Flüchtlinge, Nationalismus: Wachsende oder herbeigeredete Unsicherheit? … lautete das Thema des taz-Gespräches am 19. März in Leipzig, bei dem ich mit Peter Unfried (taz), Kerstin Andrae (MdB, Bündnis 90/ die Grünen) und Robert Misik (Journalist) diskutierte. Im Vorfeld hat mich das Leipziger Magazin Frizz interviewt.
Sie haben Strafanzeige gegen Lutz Bachmann, Mitorganisator von Pegida, gestellt: Warum?
Es geht mir mit der Anzeige weniger um mich persönlich. Seit fast anderthalb Jahren machen Pegida und seine Ableger massiv Stimmung gegen Menschen, sie stilisieren Feindbilder und feuern so Hass und auch Gewalt an. Ziele sind Migranten, Geflüchtete, Journalisten oder bestimmte Politiker. Für mich steht fest, dass diese Stimmungsmache zur Verschärfung des gesellschaftlichen Klimas beigetragen hat. Nicht zufällig ist Sachsen Negativspitzenreiter in Sachen rassistischer und rechts motivierter Gewalt. Mit der Anzeige will ich deutlich machen, dass man die Hetze von Pegida und Co nicht hinnehmen sollte. Ich bin ob der Erfolgsaussichten allerdings pragmatisch.

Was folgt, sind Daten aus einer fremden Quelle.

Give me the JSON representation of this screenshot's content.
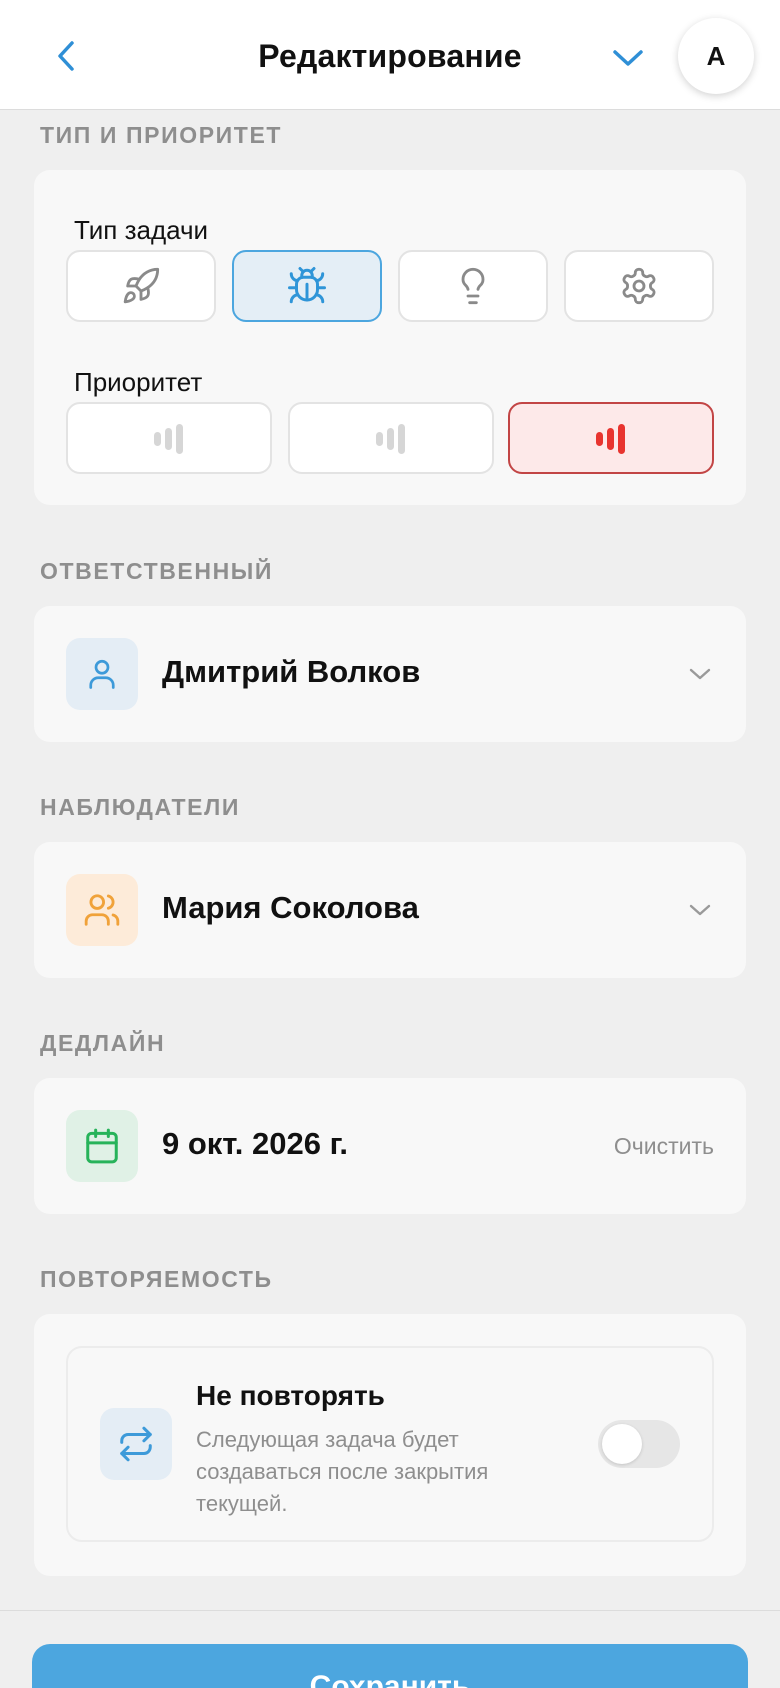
{
  "header": {
    "title": "Редактирование",
    "avatar_letter": "A"
  },
  "type_priority": {
    "section_label": "ТИП И ПРИОРИТЕТ",
    "task_type_label": "Тип задачи",
    "task_types": [
      {
        "icon": "rocket-icon",
        "selected": false
      },
      {
        "icon": "bug-icon",
        "selected": true
      },
      {
        "icon": "lightbulb-icon",
        "selected": false
      },
      {
        "icon": "gear-icon",
        "selected": false
      }
    ],
    "priority_label": "Приоритет",
    "priorities": [
      {
        "icon": "priority-low-icon",
        "selected": false
      },
      {
        "icon": "priority-medium-icon",
        "selected": false
      },
      {
        "icon": "priority-high-icon",
        "selected": true
      }
    ]
  },
  "assignee": {
    "section_label": "ОТВЕТСТВЕННЫЙ",
    "name": "Дмитрий Волков"
  },
  "watchers": {
    "section_label": "НАБЛЮДАТЕЛИ",
    "name": "Мария Соколова"
  },
  "deadline": {
    "section_label": "ДЕДЛАЙН",
    "date": "9 окт. 2026 г.",
    "clear_label": "Очистить"
  },
  "recurrence": {
    "section_label": "ПОВТОРЯЕМОСТЬ",
    "title": "Не повторять",
    "description": "Следующая задача будет создаваться после закрытия текущей.",
    "enabled": false
  },
  "footer": {
    "save_label": "Сохранить"
  },
  "colors": {
    "accent": "#4ca6df",
    "priority_high": "#e8342f",
    "deadline_icon": "#27b35a",
    "watchers_icon": "#f0a23a"
  }
}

Zur Podiumsdiskussion: Wir brauchen in Europa ein ausformuliertes gesellschaftliches Gegenbild zum Rechtspopulismus, oder?
Ich würde den Rechtspopulismus nicht den Status eines ausformulierten Gesellschaftsbildes zuschreiben. Er basiert auf Ausgrenzung all derer, die nicht dazu gehören (sollen). Das sind in unseren Zeiten vor allem Migranten. Hass schürt er allerdings auch gegen Modernisierung, liberale Werte und gegen demokratische Prozesse. Und ja: Es braucht gegen dieses beängstigend an Oberwasser gewinnende Paradigma, siehe Ungarn und Polen, dringend ein Gegenbild, ein solidarisches, offenes und radikaldemokratisches. Die Wahlerfolge von linken Parteien in Griechenland oder Spanien sind vielleicht kleine Hoffnungsschimmer. Einen Systembruch stellen sie allerdings nicht dar, dieser kann gar nicht per Parlamentsbeschluss erfolgen. An Griechenland sieht man zudem, dass auch eine linke Regierung mit starkem Rückhalt in der Gesellschaft nichts gegen das Sparkdiktat von EU und IWF ausrichten kann.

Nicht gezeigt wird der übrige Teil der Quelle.